Seenoi-Barr, 42, grew up in the Maasai community in Kenya. Her father was a doctor, and her mother ran a business. After studying women’s reproductive health at university in Kenya, she began running women’s empowerment programs. “I was always focused on empowering the Maasai child, amplifying their voice, and giving them the choice I was given by my parents, which enabled me to make good decisions,” she told Irish News.

She moved to Northern Ireland in 2010 to protect her autistic son. “It was a very dangerous job I was doing back home. The rescuing of girls was quite intimidating and quite dangerous. When I was doing it by myself, I didn’t care much about the implications, but when I had my son, there were threats made towards both of us, and as a mum, I had to think twice about what was most important.”

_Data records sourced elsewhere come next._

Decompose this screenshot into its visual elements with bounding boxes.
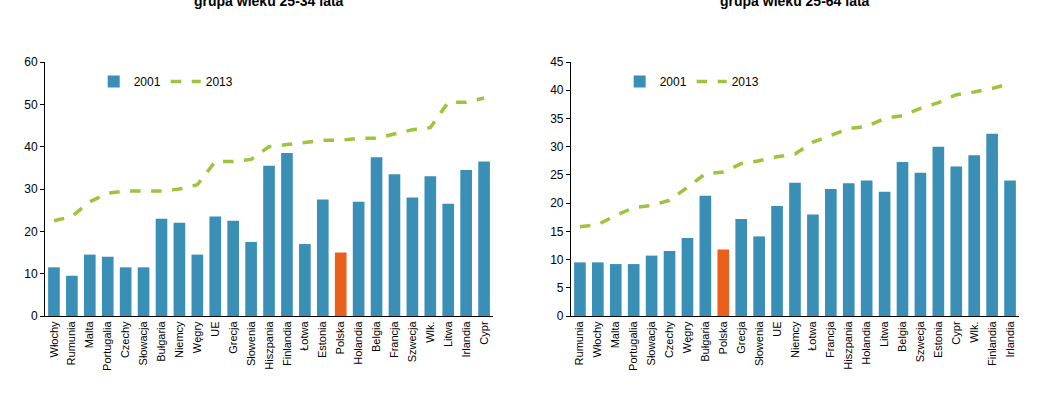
svg-text:2013: 2013 [206,75,233,89]
svg-text:2001: 2001 [134,75,161,89]
svg-text:30: 30 [24,182,38,196]
svg-text:Litwa: Litwa [442,321,454,348]
svg-text:Estonia: Estonia [316,321,328,359]
svg-text:45: 45 [550,55,564,69]
svg-text:Hiszpania: Hiszpania [842,321,854,370]
svg-text:Grecja: Grecja [735,321,747,354]
svg-text:UE: UE [209,321,221,336]
svg-text:Rumunia: Rumunia [65,321,77,366]
svg-text:Estonia: Estonia [932,321,944,359]
svg-text:Cypr: Cypr [950,321,962,345]
svg-text:grupa wieku 25-64 lata: grupa wieku 25-64 lata [720,0,870,9]
svg-text:30: 30 [550,140,564,154]
svg-text:Irlandia: Irlandia [460,321,472,358]
svg-text:15: 15 [550,225,564,239]
svg-text:Holandia: Holandia [860,321,872,365]
svg-text:Belgia: Belgia [896,321,908,352]
svg-text:Niemcy: Niemcy [789,321,801,358]
svg-text:10: 10 [24,267,38,281]
svg-text:Wlk.: Wlk. [968,321,980,342]
svg-text:2013: 2013 [732,75,759,89]
svg-text:Szwecja: Szwecja [914,321,926,363]
svg-text:Wlk.: Wlk. [424,321,436,342]
svg-text:0: 0 [557,309,564,323]
svg-text:Francja: Francja [388,321,400,359]
svg-text:20: 20 [550,196,564,210]
svg-text:Węgry: Węgry [191,321,203,353]
svg-text:Słowenia: Słowenia [245,321,257,367]
svg-text:Irlandia: Irlandia [1004,321,1016,358]
svg-text:Holandia: Holandia [352,321,364,365]
svg-text:Polska: Polska [717,321,729,355]
svg-text:Bułgaria: Bułgaria [155,321,167,362]
svg-text:Rumunia: Rumunia [573,321,585,366]
svg-text:Włochy: Włochy [48,321,60,358]
svg-text:Malta: Malta [83,321,95,349]
svg-text:Litwa: Litwa [878,321,890,348]
svg-text:Słowacja: Słowacja [137,321,149,366]
svg-text:2001: 2001 [660,75,687,89]
svg-text:Cypr: Cypr [478,321,490,345]
svg-text:Łotwa: Łotwa [298,321,310,351]
svg-text:Włochy: Włochy [591,321,603,358]
svg-text:Portugalia: Portugalia [101,321,113,371]
svg-text:60: 60 [24,55,38,69]
svg-text:35: 35 [550,112,564,126]
svg-text:Łotwa: Łotwa [806,321,818,351]
svg-text:Słowenia: Słowenia [753,321,765,367]
svg-text:20: 20 [24,225,38,239]
svg-text:Belgia: Belgia [370,321,382,352]
svg-text:Czechy: Czechy [119,321,131,358]
svg-text:Polska: Polska [334,321,346,355]
svg-text:Węgry: Węgry [681,321,693,353]
svg-text:Słowacja: Słowacja [645,321,657,366]
svg-text:Finlandia: Finlandia [986,321,998,367]
svg-text:Portugalia: Portugalia [627,321,639,371]
svg-text:0: 0 [31,309,38,323]
svg-text:Grecja: Grecja [227,321,239,354]
svg-text:Bułgaria: Bułgaria [699,321,711,362]
svg-text:10: 10 [550,253,564,267]
svg-text:40: 40 [550,83,564,97]
svg-text:50: 50 [24,98,38,112]
svg-text:UE: UE [771,321,783,336]
svg-text:40: 40 [24,140,38,154]
svg-text:5: 5 [557,281,564,295]
svg-text:25: 25 [550,168,564,182]
svg-text:Malta: Malta [609,321,621,349]
svg-text:Hiszpania: Hiszpania [263,321,275,370]
svg-text:Niemcy: Niemcy [173,321,185,358]
svg-text:Czechy: Czechy [663,321,675,358]
svg-text:Finlandia: Finlandia [281,321,293,367]
svg-text:grupa wieku 25-34 lata: grupa wieku 25-34 lata [194,0,344,9]
svg-text:Francja: Francja [824,321,836,359]
svg-text:Szwecja: Szwecja [406,321,418,363]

In Northern Ireland, Seenoi-Barr founded the North West Migrants Forum in 2012, which now has six staff and 50 volunteers. She joined the moderate nationalist Social Democratic and Labour Party (SDLP) in 2015 and first ran for council but lost. She was co-opted in 2021 and held her seat in the 2023 election.

Speaking about the SDLP’s mayoral selection process, Seenoi-Barr said, “I put my name forward when we were asked to express our intentions because this year was the party’s year to have a mayor. I engaged with that open process, and I was selected after a very robust interview.”

Seenoi-Barr’s election as mayor is a significant milestone, highlighting both the progress and challenges in Northern Ireland’s evolving social landscape. Despite the adversity she faces, her story is one of perseverance and hope, inspiring many to believe in a future where diversity is celebrated and embraced.